Duas perdas que ecoam na cultura e no esporte brasileiro

A semana de março de 2026 ficou marcada por duas despedidas profundamente sentidas no cenário nacional. Juca de Oliveira, ator gigante e incansável ativista político, e Marcos Antônio Abdalla Leite, o Marquinhos, pioneiro do basquete brasileiro que recusou a NBA para defender a seleção, nos deixaram com apenas um dia de diferença. Suas trajetórias, embora em campos distintos, compartilham o mesmo fio condutor: o compromisso com a excelência e a paixão pelo que faziam.

Juca de Oliveira: a política através da arte

Formado pela Escola de Arte Dramática da Universidade de São Paulo após abandonar o segundo ano de direito, Juca de Oliveira construiu uma carreira que ressoou tanto no público quanto entre seus pares. Sua luta permanente pelos direitos dos atores foi tão marcante quanto seus personagens. Nos anos 1960, foi um dos compradores do Teatro de Arena, espaço que ganhou relevância especial após o golpe militar de 1964, servindo como bastião de resistência artística sob a sombra da censura e do autoritarismo.
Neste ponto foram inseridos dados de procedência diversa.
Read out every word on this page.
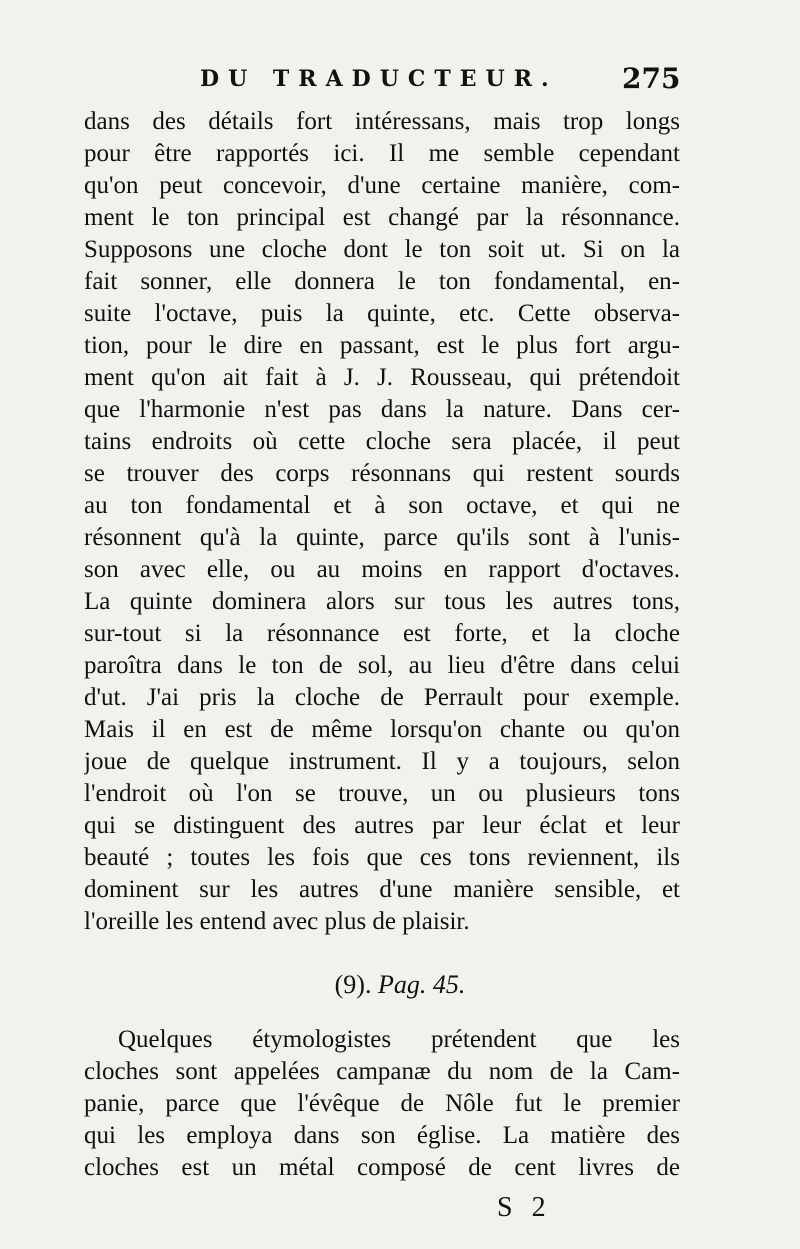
DU TRADUCTEUR. 275
dans des détails fort intéressans, mais trop longs
pour être rapportés ici. Il me semble cependant
qu'on peut concevoir, d'une certaine manière, com-
ment le ton principal est changé par la résonnance.
Supposons une cloche dont le ton soit ut. Si on la
fait sonner, elle donnera le ton fondamental, en-
suite l'octave, puis la quinte, etc. Cette observa-
tion, pour le dire en passant, est le plus fort argu-
ment qu'on ait fait à J. J. Rousseau, qui prétendoit
que l'harmonie n'est pas dans la nature. Dans cer-
tains endroits où cette cloche sera placée, il peut
se trouver des corps résonnans qui restent sourds
au ton fondamental et à son octave, et qui ne
résonnent qu'à la quinte, parce qu'ils sont à l'unis-
son avec elle, ou au moins en rapport d'octaves.
La quinte dominera alors sur tous les autres tons,
sur-tout si la résonnance est forte, et la cloche
paroîtra dans le ton de sol, au lieu d'être dans celui
d'ut. J'ai pris la cloche de Perrault pour exemple.
Mais il en est de même lorsqu'on chante ou qu'on
joue de quelque instrument. Il y a toujours, selon
l'endroit où l'on se trouve, un ou plusieurs tons
qui se distinguent des autres par leur éclat et leur
beauté ; toutes les fois que ces tons reviennent, ils
dominent sur les autres d'une manière sensible, et
l'oreille les entend avec plus de plaisir.
(9). Pag. 45.
Quelques étymologistes prétendent que les
cloches sont appelées campanæ du nom de la Cam-
panie, parce que l'évêque de Nôle fut le premier
qui les employa dans son église. La matière des
cloches est un métal composé de cent livres de
S 2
No palco, seu talento brilhou desde cedo, começando com o papel de Happy, filho da protagonista de A Morte do Caixeiro Viajante, em 1962. Na televisão, conquistou o público brasileiro com personagens inesquecíveis: Nino, o Italianinho na TV Tupi; João Gibão em Saramandaia (1976) na Globo; e o cientista Augusto Albieri em O Clone (2001). No cinema, destacou-se em O Caso dos Irmãos Naves (1967), dirigido por Luiz Sergio Person.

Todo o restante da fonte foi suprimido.